How will I be taught?
As a Birmingham student, you have the privilege of learning from world-leading experts in their fields. Our approach to the study of Theology is to learn to look at many different sides to a question and at the very wide range of approaches which may be explored. Irrespective of your starting-point or presuppositions, you will need to examine and test prejudices of all kinds, sympathetically considering other points of view. So be prepared for your own views to be challenged; to think, discuss and engage critically with the subject, and to find things out for yourself. It is likely to be a new way of working for you, but we will help you to make the transition and you will soon be benefiting from some of the most highly regarded teaching in this subject in the country.
From the outset, you will be assigned your own Personal Tutor who will get to know you as you progress through your studies, providing academic and welfare advice, encouraging you and offering assistance in any areas you may feel you need extra support to make the most of your potential and your time here at Birmingham.
Student Mentor and Buddy Scheme, and Peer- Assisted Support Sessions
Our enthusiastic established students act as mentors to our new Theology students. This provides you with a friendly face to help you settle in. You will also be supported by Peer-Assisted Support Sessions, knownas PASS, which are weekly study groups run by established students who have already successfully completed the module you are studying.
Academic Writing Advisory Service
The Academic Writing Advisory Service (AWAS) will provide you with individual support from an academic writing advisor and postgraduate subject-specialist writing tutors. You will receive guidance on writing essays and dissertations at University-level which can be quite different from your previous experiences of writing. Support is given in a variety of ways, such as small-group workshops, online activities, feedback through email and tutorials.
We offer relatively high levels of contact time with academic staff, including guaranteed tutorial time each week.
Lectures are valuable opportunities for you to be taught and inspired by someone who is both an expert in the field and research active. Lectures include interaction, with frequent opportunities for discussion, and question-and-answer sessions.
Tutorials and small group sessions run alongside lectures in some modules, providing you with an opportunity to prepare individual presentations, debate a topic and analyse primary sources in depth. This will give you a toolbox of transferrable skills. All tutorials and group sessions require advance preparation and active student participation.
Supervised self study. In your final year you will undertake your dissertation, a substantial piece of independent research. We support you in this through one-on-one supervisions with a tutor who will be an academic expert in your chosen topic
Virtual Learning Environment (VLE) is an excellent tool for supporting our academic modules, allowing you to share throughts on assignments with other students via the discussion group facilities, and even submit your work electronically.

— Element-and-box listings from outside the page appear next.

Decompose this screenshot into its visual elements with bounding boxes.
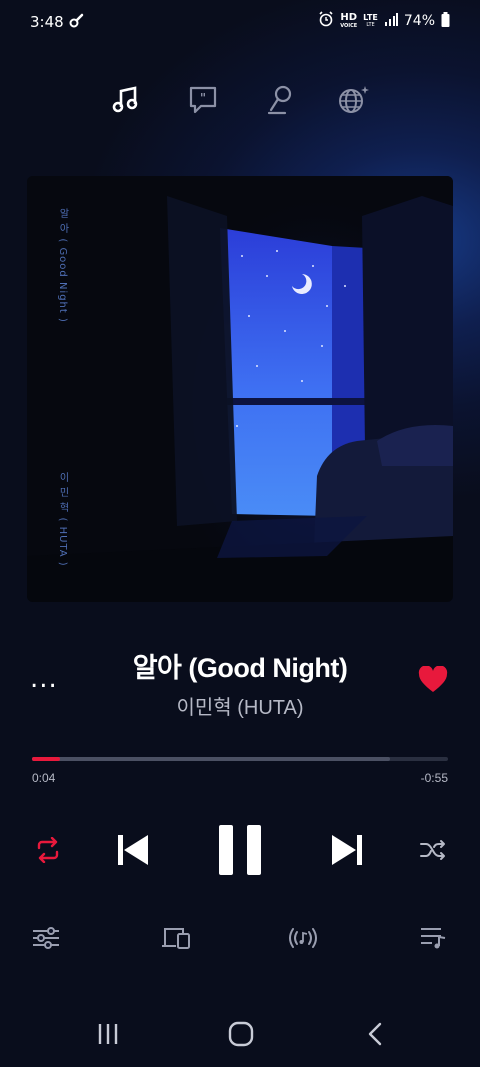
like-button[interactable] [418,665,450,698]
devices-icon [161,925,191,955]
album-art-artist: 이 민 혁 ( HUTA ) [57,472,68,567]
queue-button[interactable] [416,922,452,958]
svg-text:": " [200,91,206,105]
equalizer-icon [31,925,61,955]
lyrics-icon: " [187,84,219,120]
album-art[interactable]: 알 아 ( Good Night ) 이 민 혁 ( HUTA ) [27,176,453,602]
pacifier-icon [68,13,84,33]
skip-previous-icon [116,833,150,871]
lte-label: LTE [363,13,378,22]
alarm-icon [318,11,334,31]
seek-bar-fill [32,757,61,761]
tab-music[interactable] [106,82,146,122]
queue-icon [419,925,449,955]
signal-icon [384,12,398,30]
hd-voice-label: HD [340,12,358,23]
voice-label: VOICE [340,23,358,29]
devices-button[interactable] [158,922,194,958]
status-time: 3:48 [30,13,64,31]
home-button[interactable] [224,1020,258,1052]
repeat-button[interactable] [30,836,66,868]
lte-sub-label: LTE [366,22,375,28]
home-icon [228,1021,254,1051]
next-button[interactable] [326,832,368,872]
seek-bar-buffer [32,757,390,761]
radio-button[interactable] [285,922,321,958]
tab-karaoke[interactable] [260,82,300,122]
elapsed-time: 0:04 [32,771,56,785]
seek-bar[interactable] [32,757,448,761]
repeat-icon [34,836,62,867]
equalizer-button[interactable] [28,922,64,958]
heart-icon [418,665,448,698]
globe-icon [336,84,370,120]
remaining-time: -0:55 [420,771,448,785]
previous-button[interactable] [112,832,154,872]
pause-icon [217,824,263,880]
recents-button[interactable] [92,1022,124,1050]
album-art-image [27,176,453,602]
back-icon [366,1022,386,1050]
battery-percent: 74% [403,13,435,29]
status-bar: 3:48 HD VOICE LTE LTE 74% [0,0,480,44]
recents-icon [96,1022,120,1050]
shuffle-icon [420,839,446,865]
pause-button[interactable] [214,822,266,882]
tab-global[interactable] [333,82,373,122]
back-button[interactable] [360,1022,392,1050]
system-nav-bar [0,1014,480,1058]
track-title: 알아 (Good Night) [132,653,348,683]
skip-next-icon [330,833,364,871]
tab-lyrics[interactable]: " [183,82,223,122]
album-art-title: 알 아 ( Good Night ) [57,208,68,323]
view-tabs: " [0,82,480,122]
track-artist[interactable]: 이민혁 (HUTA) [0,691,480,720]
music-note-icon [111,85,141,119]
shuffle-button[interactable] [416,836,450,868]
microphone-icon [265,84,295,120]
radio-icon [286,925,320,955]
battery-icon [441,11,450,31]
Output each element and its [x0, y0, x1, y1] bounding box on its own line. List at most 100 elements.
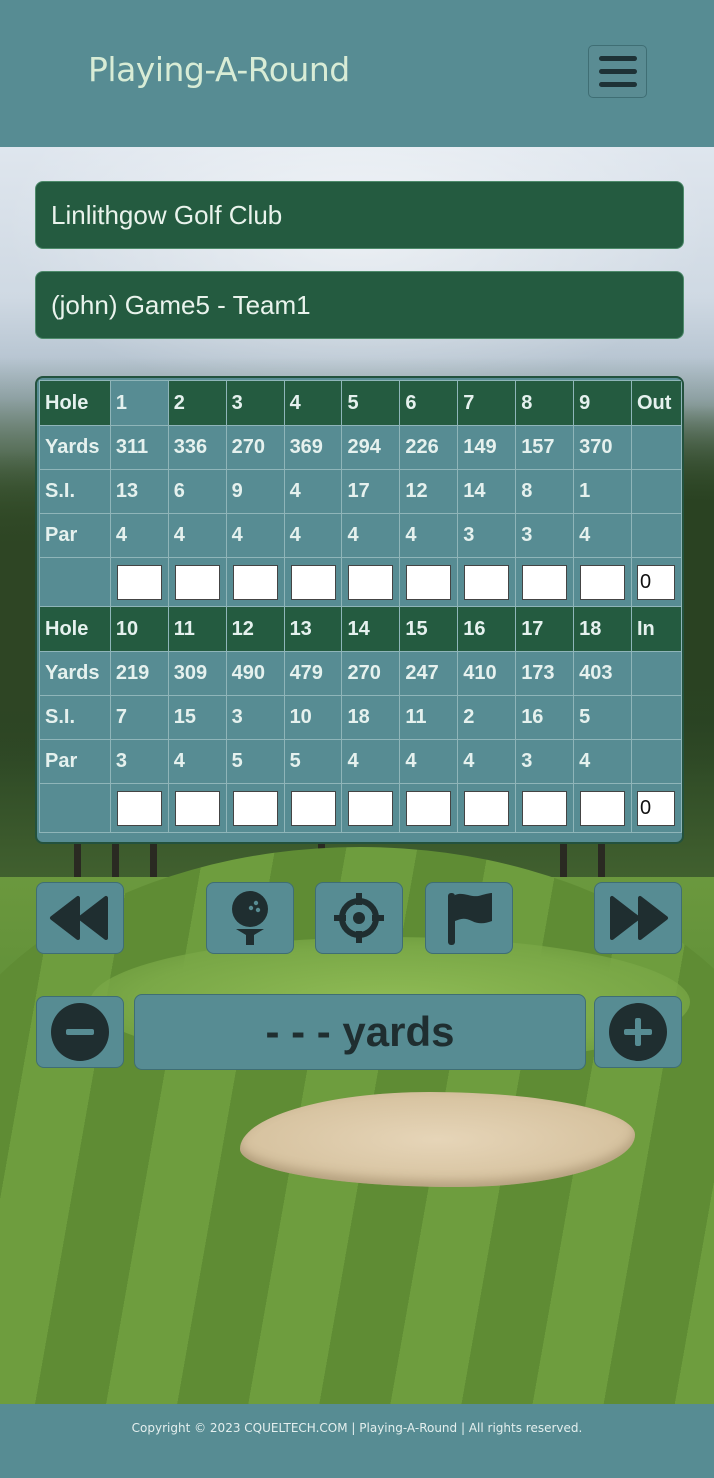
copyright-text: Copyright © 2023 CQUELTECH.COM | Playing… — [131, 1421, 583, 1435]
par-cell: 4 — [341, 739, 401, 784]
si-cell: 9 — [225, 469, 285, 514]
increase-distance-button[interactable] — [594, 996, 682, 1068]
brand-title[interactable]: Playing-A-Round — [88, 50, 350, 89]
score-input[interactable] — [348, 564, 394, 600]
plus-circle-icon — [609, 1003, 667, 1061]
si-cell: 12 — [399, 469, 459, 514]
score-cell — [399, 557, 459, 607]
score-input[interactable] — [290, 790, 336, 826]
score-input[interactable] — [232, 564, 278, 600]
si-cell: 5 — [573, 695, 632, 740]
score-cell — [515, 783, 575, 833]
hole-cell[interactable]: 9 — [573, 380, 632, 426]
score-input[interactable] — [464, 790, 510, 826]
hole-cell-current[interactable]: 1 — [109, 380, 169, 426]
par-cell: 4 — [457, 739, 517, 784]
total-label: In — [631, 606, 682, 652]
hole-cell[interactable]: 5 — [341, 380, 401, 426]
score-input[interactable] — [174, 790, 220, 826]
si-cell: 10 — [283, 695, 343, 740]
hole-cell[interactable]: 17 — [515, 606, 575, 652]
target-button[interactable] — [315, 882, 403, 954]
game-name-banner: (john) Game5 - Team1 — [35, 271, 684, 339]
decrease-distance-button[interactable] — [36, 996, 124, 1068]
par-cell: 3 — [515, 739, 575, 784]
front-yards-row: Yards 311 336 270 369 294 226 149 157 37… — [39, 425, 682, 470]
back-score-row: 0 — [39, 783, 682, 833]
yards-cell: 309 — [167, 651, 227, 696]
score-cell — [399, 783, 459, 833]
score-input[interactable] — [348, 790, 394, 826]
previous-hole-button[interactable] — [36, 882, 124, 954]
hole-cell[interactable]: 18 — [573, 606, 632, 652]
hamburger-icon — [599, 56, 637, 61]
score-cell — [341, 557, 401, 607]
par-cell: 4 — [399, 513, 459, 558]
hole-cell[interactable]: 11 — [167, 606, 227, 652]
row-label: Yards — [39, 425, 111, 470]
back-yards-row: Yards 219 309 490 479 270 247 410 173 40… — [39, 651, 682, 696]
par-cell: 3 — [515, 513, 575, 558]
par-cell: 4 — [573, 513, 632, 558]
par-cell: 4 — [573, 739, 632, 784]
score-input[interactable] — [522, 564, 568, 600]
hole-cell[interactable]: 15 — [399, 606, 459, 652]
crosshairs-icon — [334, 893, 384, 943]
next-hole-button[interactable] — [594, 882, 682, 954]
yards-cell: 270 — [341, 651, 401, 696]
yards-cell: 173 — [515, 651, 575, 696]
total-cell: 0 — [631, 557, 682, 607]
si-cell: 6 — [167, 469, 227, 514]
score-input[interactable] — [464, 564, 510, 600]
empty-cell — [631, 739, 682, 784]
si-cell: 16 — [515, 695, 575, 740]
hole-cell[interactable]: 4 — [283, 380, 343, 426]
hole-cell[interactable]: 13 — [283, 606, 343, 652]
back-par-row: Par 3 4 5 5 4 4 4 3 4 — [39, 739, 682, 784]
total-cell: 0 — [631, 783, 682, 833]
par-cell: 5 — [225, 739, 285, 784]
flag-icon — [448, 893, 492, 945]
si-cell: 7 — [109, 695, 169, 740]
score-input[interactable] — [580, 790, 626, 826]
front-par-row: Par 4 4 4 4 4 4 3 3 4 — [39, 513, 682, 558]
score-input[interactable] — [290, 564, 336, 600]
score-cell — [573, 557, 632, 607]
par-cell: 4 — [167, 739, 227, 784]
score-cell — [515, 557, 575, 607]
yards-cell: 479 — [283, 651, 343, 696]
score-input[interactable] — [116, 790, 162, 826]
hole-cell[interactable]: 7 — [457, 380, 517, 426]
score-cell — [225, 783, 285, 833]
hole-cell[interactable]: 3 — [225, 380, 285, 426]
score-cell — [167, 783, 227, 833]
score-input[interactable] — [174, 564, 220, 600]
score-input[interactable] — [116, 564, 162, 600]
front-si-row: S.I. 13 6 9 4 17 12 14 8 1 — [39, 469, 682, 514]
yards-cell: 370 — [573, 425, 632, 470]
hole-cell[interactable]: 8 — [515, 380, 575, 426]
navbar: Playing-A-Round — [0, 0, 714, 147]
menu-toggle-button[interactable] — [588, 45, 647, 98]
golf-ball-tee-icon — [232, 891, 268, 945]
yards-cell: 219 — [109, 651, 169, 696]
flag-button[interactable] — [425, 882, 513, 954]
score-cell — [457, 557, 517, 607]
yards-cell: 294 — [341, 425, 401, 470]
score-input[interactable] — [232, 790, 278, 826]
fast-forward-icon — [610, 896, 668, 940]
hole-cell[interactable]: 6 — [399, 380, 459, 426]
hole-cell[interactable]: 14 — [341, 606, 401, 652]
hole-cell[interactable]: 2 — [167, 380, 227, 426]
hole-cell[interactable]: 10 — [109, 606, 169, 652]
score-input[interactable] — [406, 564, 452, 600]
scorecard: Hole 1 2 3 4 5 6 7 8 9 Out Yards 311 336… — [35, 376, 684, 844]
tee-shot-button[interactable] — [206, 882, 294, 954]
empty-cell — [631, 469, 682, 514]
score-input[interactable] — [406, 790, 452, 826]
score-input[interactable] — [522, 790, 568, 826]
hole-cell[interactable]: 16 — [457, 606, 517, 652]
score-input[interactable] — [580, 564, 626, 600]
hole-cell[interactable]: 12 — [225, 606, 285, 652]
back-hole-row: Hole 10 11 12 13 14 15 16 17 18 In — [39, 606, 682, 652]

Enquiry Based Learning (EBL) means that learning is driven by the shared enquiry of students and tutors. This places you, the student, at the centre of your own degree: you learn through involvement and ownership, not simply by being a passive recipient of information. We believe that this is the best way of learning while you are at Birmingham as it is very effective in enabling you to acquire the key skills and attributes that are valued by employers: creative and independent thinking, self-motivation, self-organisation, team-working, goal-setting and problem-solving.
Studying at degree-level is likely to be very different from your previous experience of learning and teaching; you will be expected to think, discuss and engage critically with the subject, and find things out for yourself. We will enable you to make the change to this new style of learning, and the way that you are assessed during your studies will help you develop the essential skills you need to make a success of your time here at Birmingham.
During your first year you will part take in a formal review discussion with your personal tutor to see how you are getting on and whether there are particular areas where you need support.
At the beginning of each module you will be given information on how and when you will be assessed for that particular programme of study. Most modules are assessed by one or two essays, often of between 2,500 and 3,000 words, though some modules have a 90-minute examination as well. Full three-hour formal exams are quite rare but are used on occasion. We do also rely on other assessment tasks such as multimedia portfolios, presentations, reflective practice assessments, blogs and take-home exam papers, making sure in each case that you have an excellent opportunity for demonstrating your knowledge and skills.
In our Department we use assessment as a tool for learning much more than just a way of measuring performance. So in many modules you will have both formal and informal opportunities for feedback on your performance. In fact, our feedback for formal assessment exercises has frequently been praised by our external examiners for being comprehensive, constructive and offering clear and specific suggestions for future improvements. You will receive feedback on each assessment task within four weeks.